Or les cas de brouillage de ce signal ont explosé. Selon l’IATA, ils ont augmenté de plus de 60 % en deux ans, et les cas de leurrage, où l’on trompe volontairement le système, ont presque triplé.

Pour un avion, un signal de navigation faussé est un vrai problème. Des systèmes de secours existent heureusement. Mais cela rappelle une vérité : la sécurité du ciel africain ne dépend pas que de nous, elle dépend aussi de menaces venues d’ailleurs.

Quand les conflits rétrécissent le ciel

Un avion ne vole pas n’importe où. Il suit des routes, dans des couloirs précis. Or, depuis quelques années, plusieurs espaces aériens africains ont été fermés ou restreints, du Soudan au Mali.

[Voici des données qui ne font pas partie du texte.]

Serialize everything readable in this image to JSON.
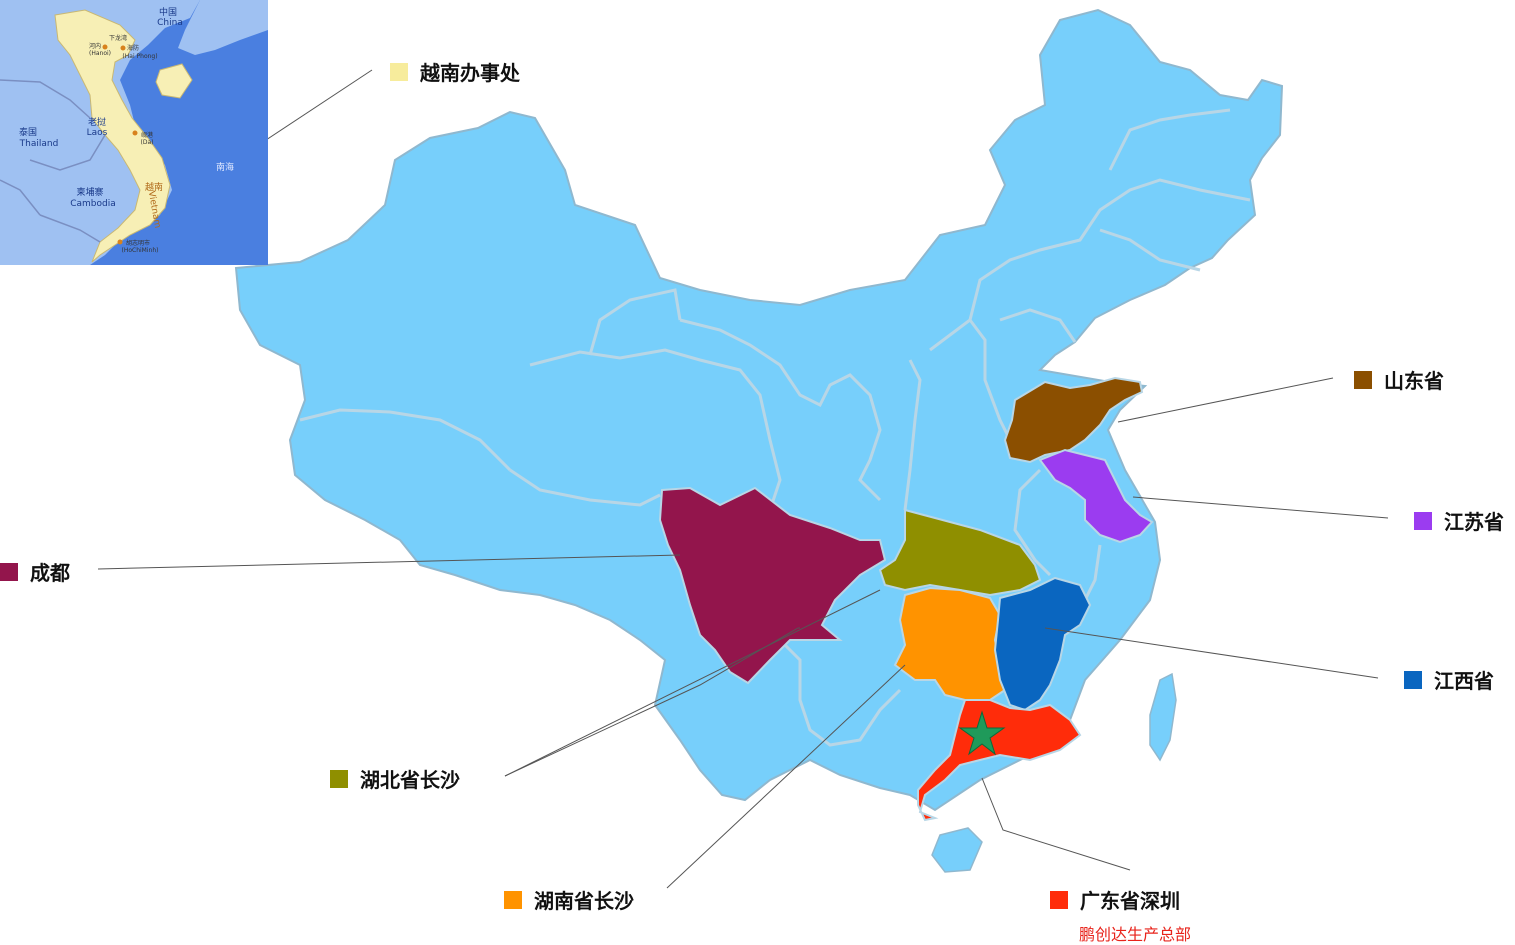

Quand un ciel se ferme, le trafic se reporte sur les couloirs voisins. Ces routes restantes se retrouvent plus chargées, ce qui ajoute encore de la pression sur des contrôleurs et des équipements déjà très sollicités.

Pour gérer ces situations, des équipes de coordination spéciales tracent des routes alternatives. C’est un travail de l’ombre, complexe, qui montre à quel point la sécurité aérienne est aussi une affaire de géopolitique.

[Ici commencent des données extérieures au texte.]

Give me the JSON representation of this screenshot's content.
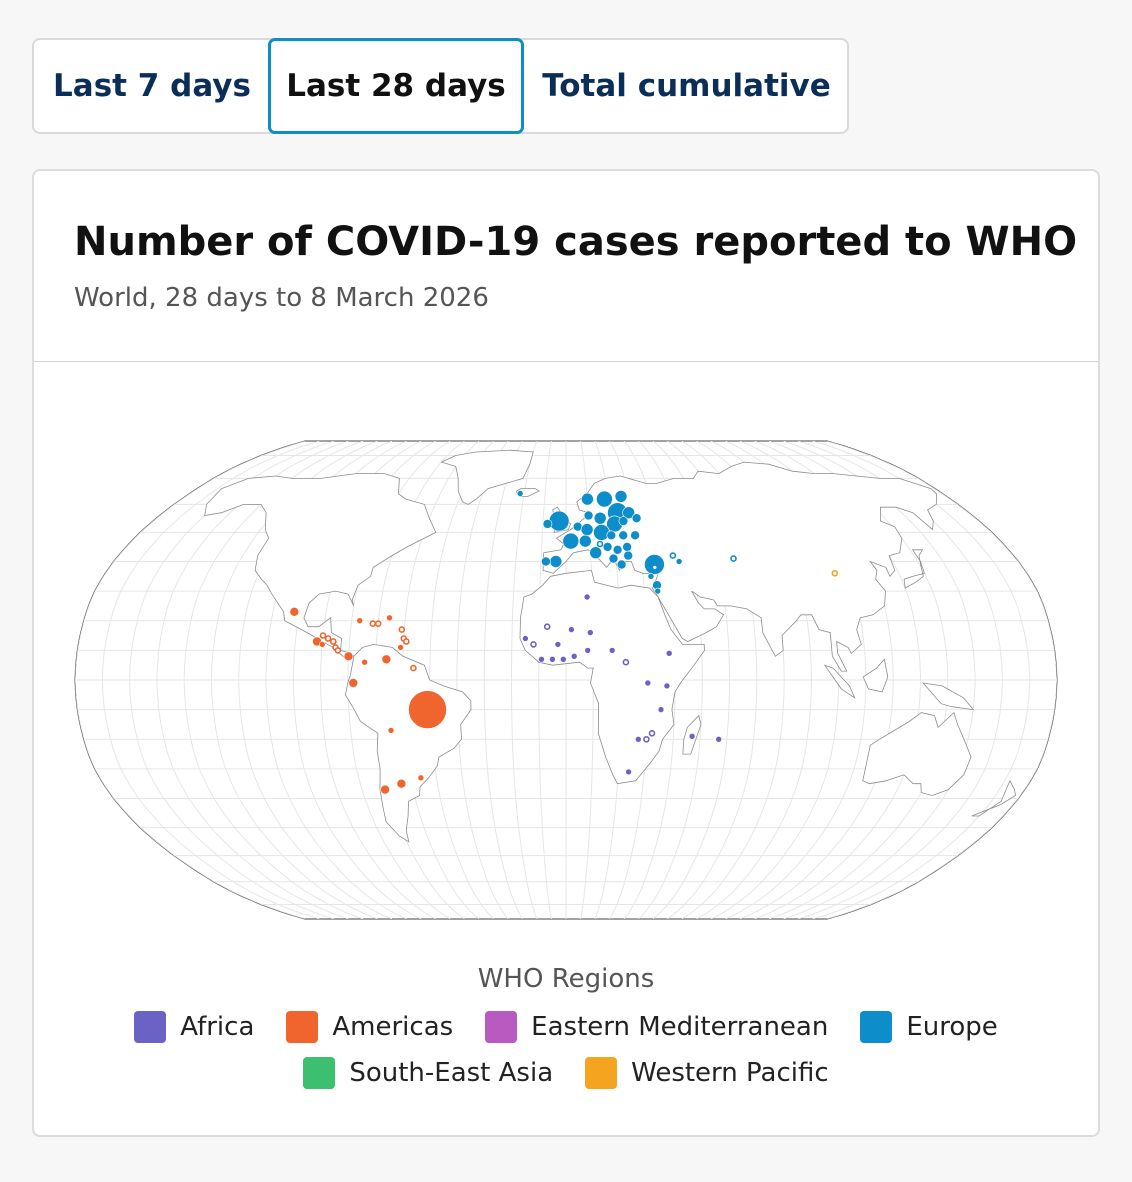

Cette réalité a un coût caché pour les passagers : des trajets rallongés, davantage de carburant brûlé et, parfois, des retards en cascade. La sécurité passe avant tout, mais l’efficacité, elle, en pâtit.

Ce qui avance, malgré tout

Le tableau n’est pas que sombre, loin de là. Le continent bouge, et certaines avancées sont bien réelles. La première est technologique.

L’ASECNA a par exemple développé un système d’augmentation par satellite, qui améliore la précision et la fiabilité de la navigation. C’est une vraie fierté, qui place une partie de l’Afrique parmi les régions avancées sur ce terrain.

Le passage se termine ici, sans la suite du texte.